Volkswagen stock surged more than 4 per cent in early trading on Monday as shareholders bet chairman Ferdinand Piech's resignation will herald improvements in corporate governance and shareholder returns.
The 78-year-old grandson of the inventor of the VW Beetle resigned on Saturday evening with immediate effect after losing a power struggle with key directors. Mr Piech had sought to oust chief executive Martin Winterkorn.
His departure brings the curtain down on a two-decade stewardship of VW, the world's second-largest carmaker by sales. Mr Piech transformed VW since 1993, with revenues having increased by 400 per cent to more than €200bn and market capitalisation more than 27 times higher.
However, the chairman frequently irked minority-investors by pursuing costly deals and engineering projects.
Arndt Ellinghorst, analyst at Evercore ISI, upgraded the shares from hold to buy at the weekend, telling investors that Mr Piech's departure reduced the risk of "additional empire building M&A" and represented an opportunity for VW "to focus on improved capital efficiency".
Max Warburton, an analyst at Bernstein Research, told clients: "[Piech] was far more interested in building the world's fastest cars or most complex engines than paying dividends . . . He may be a legend, but he's hardly been a friend of shareholders, in our view."
It is by no means clear that the post-Piech VW will be more shareholder friendly, however.

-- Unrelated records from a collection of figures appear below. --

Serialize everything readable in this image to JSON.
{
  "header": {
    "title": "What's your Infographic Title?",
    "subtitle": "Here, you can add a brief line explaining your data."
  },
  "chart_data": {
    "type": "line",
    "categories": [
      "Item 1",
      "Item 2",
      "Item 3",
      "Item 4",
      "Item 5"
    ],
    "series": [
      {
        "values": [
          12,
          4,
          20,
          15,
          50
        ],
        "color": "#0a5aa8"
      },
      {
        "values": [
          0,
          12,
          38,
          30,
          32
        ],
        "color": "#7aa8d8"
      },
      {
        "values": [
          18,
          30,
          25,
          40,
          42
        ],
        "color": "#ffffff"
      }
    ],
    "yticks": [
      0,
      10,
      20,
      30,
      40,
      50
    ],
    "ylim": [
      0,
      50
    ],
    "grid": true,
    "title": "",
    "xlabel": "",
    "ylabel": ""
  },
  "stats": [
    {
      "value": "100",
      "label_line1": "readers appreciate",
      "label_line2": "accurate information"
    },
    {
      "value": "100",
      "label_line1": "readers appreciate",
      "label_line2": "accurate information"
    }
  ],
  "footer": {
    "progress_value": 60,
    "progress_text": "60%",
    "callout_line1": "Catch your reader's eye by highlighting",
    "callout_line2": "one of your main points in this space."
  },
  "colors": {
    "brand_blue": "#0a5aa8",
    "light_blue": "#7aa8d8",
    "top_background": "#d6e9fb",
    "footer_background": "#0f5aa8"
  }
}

The big winners of the leadership dispute were the state of Lower Saxony and employee representatives who together hold 12 of the 20 seats on the supervisory board. Both are strongly motivated to protect German jobs which could make addressing the low labour productivity at VW more difficult. VW's interim chairman is a trade unionist Berthold Huber.
"This latest episode appears to leave the labour unions in a stronger position than ever," Mr Warburton acknowledged.
Much will depend on the identity of the new chairman and whether VW chooses to accelerate a change in the chief executive.
There are also lingering concerns that Mr Piech was unhappy about operational issues such as falling sales in the US and the low margin of the core passenger car brand. VW reports first-quarter earnings on Wednesday.
"Were pure operational issues to blame, or was there a strategic disagreement? Until these questions are answered . . . investors may fear that deeper operational issues could surface," Stuart Pearson at Exane BNP Paribas told clients.